As Enel Green Power Australia’s CEO Werther Esposito noted later at the same conference, the lack of visibility on the timing of the process of grid connection, in particular, is having an adverse impact on the investment appetite.
“Probably, internally, we say that the complexity of the grid connection process in Australia is similar only to Mexico in our experience, if you compare to other markets,” he said, prompting some laughter from the audience.
But Esposito, Wheals and various other global wind energy executives including from RES, Goldwind and RWE, also noted that the grid connection situation, at least, is improving, with network companies, market bodies and governments joining forces to boost visibility and speed up critical project connection processes.
Cost problems – and the impacts of Australia’s predictably unpredictable energy politics – still need some nutting out.
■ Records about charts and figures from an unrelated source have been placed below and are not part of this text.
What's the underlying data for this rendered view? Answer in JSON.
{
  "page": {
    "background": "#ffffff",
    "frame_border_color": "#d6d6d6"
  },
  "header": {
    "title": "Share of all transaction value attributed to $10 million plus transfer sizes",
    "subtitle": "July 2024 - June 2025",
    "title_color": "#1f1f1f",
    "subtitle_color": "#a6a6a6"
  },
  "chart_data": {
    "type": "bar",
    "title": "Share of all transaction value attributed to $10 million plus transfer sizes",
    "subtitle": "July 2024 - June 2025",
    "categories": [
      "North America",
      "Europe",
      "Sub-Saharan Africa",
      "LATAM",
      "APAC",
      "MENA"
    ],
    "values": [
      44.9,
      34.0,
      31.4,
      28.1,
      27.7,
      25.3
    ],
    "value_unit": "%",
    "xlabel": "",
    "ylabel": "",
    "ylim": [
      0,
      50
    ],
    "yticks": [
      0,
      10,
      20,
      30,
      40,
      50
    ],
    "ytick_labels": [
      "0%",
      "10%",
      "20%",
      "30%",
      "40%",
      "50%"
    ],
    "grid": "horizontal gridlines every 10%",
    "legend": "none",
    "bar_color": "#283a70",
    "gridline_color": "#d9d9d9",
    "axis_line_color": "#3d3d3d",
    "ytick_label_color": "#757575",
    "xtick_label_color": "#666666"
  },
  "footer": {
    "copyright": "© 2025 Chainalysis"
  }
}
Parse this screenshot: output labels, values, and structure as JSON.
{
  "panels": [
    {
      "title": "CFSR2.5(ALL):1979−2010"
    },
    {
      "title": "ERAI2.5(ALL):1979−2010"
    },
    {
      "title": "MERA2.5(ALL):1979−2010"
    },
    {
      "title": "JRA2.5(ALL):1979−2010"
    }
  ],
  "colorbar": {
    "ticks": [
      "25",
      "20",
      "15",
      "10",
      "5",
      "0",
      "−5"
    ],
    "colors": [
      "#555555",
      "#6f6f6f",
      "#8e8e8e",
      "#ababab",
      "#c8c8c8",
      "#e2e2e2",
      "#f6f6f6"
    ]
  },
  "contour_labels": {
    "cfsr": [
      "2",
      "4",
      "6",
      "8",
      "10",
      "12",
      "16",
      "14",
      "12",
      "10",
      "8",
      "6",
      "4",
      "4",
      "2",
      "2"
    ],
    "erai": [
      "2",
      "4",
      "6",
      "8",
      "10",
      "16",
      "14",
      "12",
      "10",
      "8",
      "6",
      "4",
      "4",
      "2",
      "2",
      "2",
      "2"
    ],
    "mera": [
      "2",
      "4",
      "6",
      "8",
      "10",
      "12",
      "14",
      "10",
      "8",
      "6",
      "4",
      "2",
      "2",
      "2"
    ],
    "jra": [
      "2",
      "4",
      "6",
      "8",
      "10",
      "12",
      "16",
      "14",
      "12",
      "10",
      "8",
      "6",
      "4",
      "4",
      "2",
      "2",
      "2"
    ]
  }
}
“My message to us as an industry is that we … need to do the heavy lifting. We need to do that heavy lifting now,” Wheals told the conference.
“We’re looking at a four- to five-fold increase from today through to 2050. …We can’t afford to be distracted by the nuclear debate and, in fact, nuclear won’t be there in time for us anyway.
“So we just seem to get get on with it… To not continue the journey that we’re on would waste billions of dollars and place our energy security at risk – and, importantly, also deny a huge opportunity for regional Australia to capture the benefits of economic development that will flow from the industry.”